Sınırlarınıza sahip çıkın
Sınırlarınızı kendiniz dahi bilmez, korumaz, savunmazsanız ihlal eden çok olur. Öncelikle kendi sınırlarınızı kendiniz bilin ve çizin. Nelerden asla taviz vermemeniz gerektiğine karar verin. Üzerinde yeterince düşünürseniz bunları kolayca farkedersiniz. Size kötü hissettiren, huzursuz hissettiren yaklaşımları not edin ve bunlara karşı ne söylemeniz, yapmanız gerektiğine karar verin. Gerekirse bunları ilan edin. “ Hafta sonu iş telefonu cevaplamamak , her akşam 7’de evde olmak. Çocuğum hastalandığında suçluluk hissetmeden izin almak , hamile kaldığım için suçlu hissetmeyi reddetmek vs.” Sınırlarınızı net şekilde belirleyip karşı tarafa da bu mesajı kararlılıkla verdiğinizde sınırlarınızı aşmaları daha zor olacaktır. Güçlü ve kararlı şekilde, tek kişilik bir ordu misali kişisel sınırlarınızı korumayı mutlaka bilmelisiniz. Bu hayat boyu her alanda işinize yarayacak bir savunmadır . Kendinize yeteneklerinize , tecrübelerinize güvenerek kendinizi bunlardan koruyabilirsiniz . Unutmayın, siz izin vermezseniz kimse sizi, kişiliğinizi çiğneyemez.
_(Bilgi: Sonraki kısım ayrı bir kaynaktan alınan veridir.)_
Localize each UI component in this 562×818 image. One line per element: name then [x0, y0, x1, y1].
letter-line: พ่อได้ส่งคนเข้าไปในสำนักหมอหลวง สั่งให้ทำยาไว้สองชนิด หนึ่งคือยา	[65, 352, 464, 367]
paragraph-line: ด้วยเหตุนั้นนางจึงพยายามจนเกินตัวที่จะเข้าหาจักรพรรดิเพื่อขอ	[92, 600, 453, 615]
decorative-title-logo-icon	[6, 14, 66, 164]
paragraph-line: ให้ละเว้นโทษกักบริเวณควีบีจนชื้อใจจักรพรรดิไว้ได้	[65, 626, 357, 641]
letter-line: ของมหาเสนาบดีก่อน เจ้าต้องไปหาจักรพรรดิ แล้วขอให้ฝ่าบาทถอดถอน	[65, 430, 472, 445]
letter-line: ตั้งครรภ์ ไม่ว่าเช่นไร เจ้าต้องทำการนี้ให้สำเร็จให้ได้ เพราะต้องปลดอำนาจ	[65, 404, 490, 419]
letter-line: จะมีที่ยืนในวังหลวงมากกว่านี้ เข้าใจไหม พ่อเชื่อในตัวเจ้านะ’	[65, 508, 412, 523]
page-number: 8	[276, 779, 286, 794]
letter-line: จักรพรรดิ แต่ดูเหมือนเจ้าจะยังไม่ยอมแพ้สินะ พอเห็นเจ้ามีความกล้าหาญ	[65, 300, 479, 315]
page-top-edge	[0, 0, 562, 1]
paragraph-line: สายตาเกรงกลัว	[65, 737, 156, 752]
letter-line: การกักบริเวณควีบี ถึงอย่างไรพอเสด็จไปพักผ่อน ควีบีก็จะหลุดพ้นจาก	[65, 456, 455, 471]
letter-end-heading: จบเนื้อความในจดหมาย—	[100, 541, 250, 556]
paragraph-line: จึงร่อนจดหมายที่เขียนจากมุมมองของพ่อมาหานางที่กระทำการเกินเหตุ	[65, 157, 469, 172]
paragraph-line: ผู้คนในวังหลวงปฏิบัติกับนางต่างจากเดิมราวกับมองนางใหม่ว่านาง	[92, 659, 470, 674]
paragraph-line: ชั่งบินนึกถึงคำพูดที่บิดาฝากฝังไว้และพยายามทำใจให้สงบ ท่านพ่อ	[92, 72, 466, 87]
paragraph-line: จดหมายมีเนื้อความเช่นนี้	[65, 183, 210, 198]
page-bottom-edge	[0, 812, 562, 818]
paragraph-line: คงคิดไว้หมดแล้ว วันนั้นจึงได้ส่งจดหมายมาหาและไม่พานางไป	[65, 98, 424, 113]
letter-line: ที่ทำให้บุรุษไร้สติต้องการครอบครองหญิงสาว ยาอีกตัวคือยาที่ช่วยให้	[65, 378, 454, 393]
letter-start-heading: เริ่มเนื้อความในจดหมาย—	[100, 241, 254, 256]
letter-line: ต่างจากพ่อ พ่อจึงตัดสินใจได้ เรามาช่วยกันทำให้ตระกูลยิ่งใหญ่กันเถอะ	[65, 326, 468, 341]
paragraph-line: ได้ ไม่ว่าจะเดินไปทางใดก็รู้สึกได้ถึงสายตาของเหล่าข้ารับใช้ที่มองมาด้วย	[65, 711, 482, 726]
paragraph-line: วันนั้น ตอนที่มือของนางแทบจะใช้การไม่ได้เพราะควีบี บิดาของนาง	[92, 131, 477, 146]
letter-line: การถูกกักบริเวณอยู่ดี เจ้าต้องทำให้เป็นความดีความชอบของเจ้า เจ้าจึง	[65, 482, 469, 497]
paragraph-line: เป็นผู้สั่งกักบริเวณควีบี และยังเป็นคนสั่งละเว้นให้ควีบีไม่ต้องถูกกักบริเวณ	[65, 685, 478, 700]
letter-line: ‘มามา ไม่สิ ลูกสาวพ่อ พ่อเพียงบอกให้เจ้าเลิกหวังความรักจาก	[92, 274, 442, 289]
Zorlayabilir ama başaramaz.
Onları dikkate almayın
Manipülatörleri besleyen ve büyüten şey sizin onlara, onların söz ve davranışlarına verdiğiniz önem, değer ve dikkattir. Sizin üzerinizdeki etkilerini farkettikçe, neyi neden, nasıl yaptığını çözdükçe onlara aldırmamayı da başarabilirsiniz. Moralinizi bozmak be sizi zayıf düşürmek için yapacakları hamlelere karşı uyanık olur ve dimdik durursanız onların etkisinden kurtulabilirsiniz. Yapacağınız en büyük hata ise onların değişmesini, düzelmesini beklemek olur. Onları mental olarak sizden uzak kendi haline bırakmak en iyisidir .
Kendinize güvenin
Kendi yeteneklerinin, becerilerinin farkında olan, geçmişinde farklı başarıları olan, mücadele etmeyi bilen insanlar için manipülatif kişiliklerin etkisinden kurtulmak çok zor olmayacaktır . Üzerinde özenle düşünmek, sınırlar çizmek, kararlar vermek ve uygulamak kendi hayatınızın kontrolünü ele geçirmek için doğru adımlar olur.
Bu yazıyo okuyup da ;
“Yöneticim bir manipülatörmüş meğer …” diyen herkese kişisel mücadelesinde başarılar dilerim.